On an earlier trip to the beach I told my wife about Captain Sandy and she quickly loaded a YouTube video of him on her phone. I conveyed to her the memories it brought back to me. Seeing the pelicans today triggered those same thoughts. Although the fond memory of a stuffed bird that was used to make the news interesting to kids started all of this it was really the memories of the farm that brings the good feelings back.

At that age the farm was a wonderland of adventure and imagination for a young boy. When granddaddy wasn’t in the field I could beg him to ride me on the tractor. I was always willing to get up in the middle of the night to walk down to the tobacco barn and check on the tobacco that was cooking in the rafters overhead. Let me tell you there is no better smell in the world than cooking tobacco leaves right out of the field. I was always up on time to have breakfast with my granddaddy and drink coffee out of the saucer just like he did. Then it was off to get corn from the corn bin to feed the hogs. All this meant I could ride in the back of the truck free as a bird. We would back up to the hog yard and I would hand him the buckets of corn like I was a real man. He wouldn’t let me out of the truck at the hog yard fearing the sows would freak out if I got in between her and her young. I loved sitting on the tailgate of the old green truck shucking corn and doing whatever it took to be outside with my granddaddy.

Although the outdoor adventures with granddaddy were fun I did so love my grandmother. There has never been and kinder more sweeter woman to walk this earth than her. I would sit in granddaddy’s chair and peel butter beans and peas with her. This was thunderstorm work because if it wasn’t raining I was outside.  She would watch “Days of Our Lives”every day at lunchtime. I became acquainted with the tortured lives of Don and Marlena at a young age.  Grandmama introduced me to the sweet southern nectar we call sweet tea. I could drink it by the gallon if she would let me.

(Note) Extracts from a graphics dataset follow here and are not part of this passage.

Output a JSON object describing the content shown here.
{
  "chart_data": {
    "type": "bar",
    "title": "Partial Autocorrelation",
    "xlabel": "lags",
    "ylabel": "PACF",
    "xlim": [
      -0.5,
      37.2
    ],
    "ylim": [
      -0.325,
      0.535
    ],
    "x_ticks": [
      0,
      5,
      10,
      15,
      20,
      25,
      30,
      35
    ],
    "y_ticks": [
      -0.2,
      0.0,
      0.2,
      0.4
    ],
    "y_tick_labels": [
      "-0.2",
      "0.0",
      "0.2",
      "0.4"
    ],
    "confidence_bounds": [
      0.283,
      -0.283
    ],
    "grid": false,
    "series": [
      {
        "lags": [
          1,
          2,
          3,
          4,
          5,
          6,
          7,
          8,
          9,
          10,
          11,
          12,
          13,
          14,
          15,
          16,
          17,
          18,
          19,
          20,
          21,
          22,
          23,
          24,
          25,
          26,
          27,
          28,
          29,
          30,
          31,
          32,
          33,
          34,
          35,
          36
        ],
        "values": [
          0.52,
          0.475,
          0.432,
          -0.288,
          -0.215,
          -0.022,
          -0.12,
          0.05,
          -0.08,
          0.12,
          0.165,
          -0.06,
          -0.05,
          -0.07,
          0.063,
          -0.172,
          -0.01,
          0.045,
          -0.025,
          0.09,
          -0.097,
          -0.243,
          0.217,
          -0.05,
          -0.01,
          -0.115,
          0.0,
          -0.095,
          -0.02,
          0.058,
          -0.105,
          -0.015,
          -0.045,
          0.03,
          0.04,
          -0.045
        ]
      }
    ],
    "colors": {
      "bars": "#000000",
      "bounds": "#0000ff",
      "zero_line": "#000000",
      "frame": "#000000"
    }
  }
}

I could type all night about the fun I had on the farm when I was a child but the point of this was to convey how memories come like domino’s falling. The pelicans lead to Captain Sandy that led to the farm in Jesup. I can visit the farm in Jesup and not have the same flood of thoughts that those birds brought to me today. However they got there I am glad to have had them. I now have an urge to go shuck corn but I know it wouldn’t be the same. I need a hard working man named J.W. Strickland, a 1972 Chevrolet truck and a bushel of the sweetest corn in Georgia to get that feeling back. I have something that time and a lot of years can’t take away. I have memories that pelicans can bring.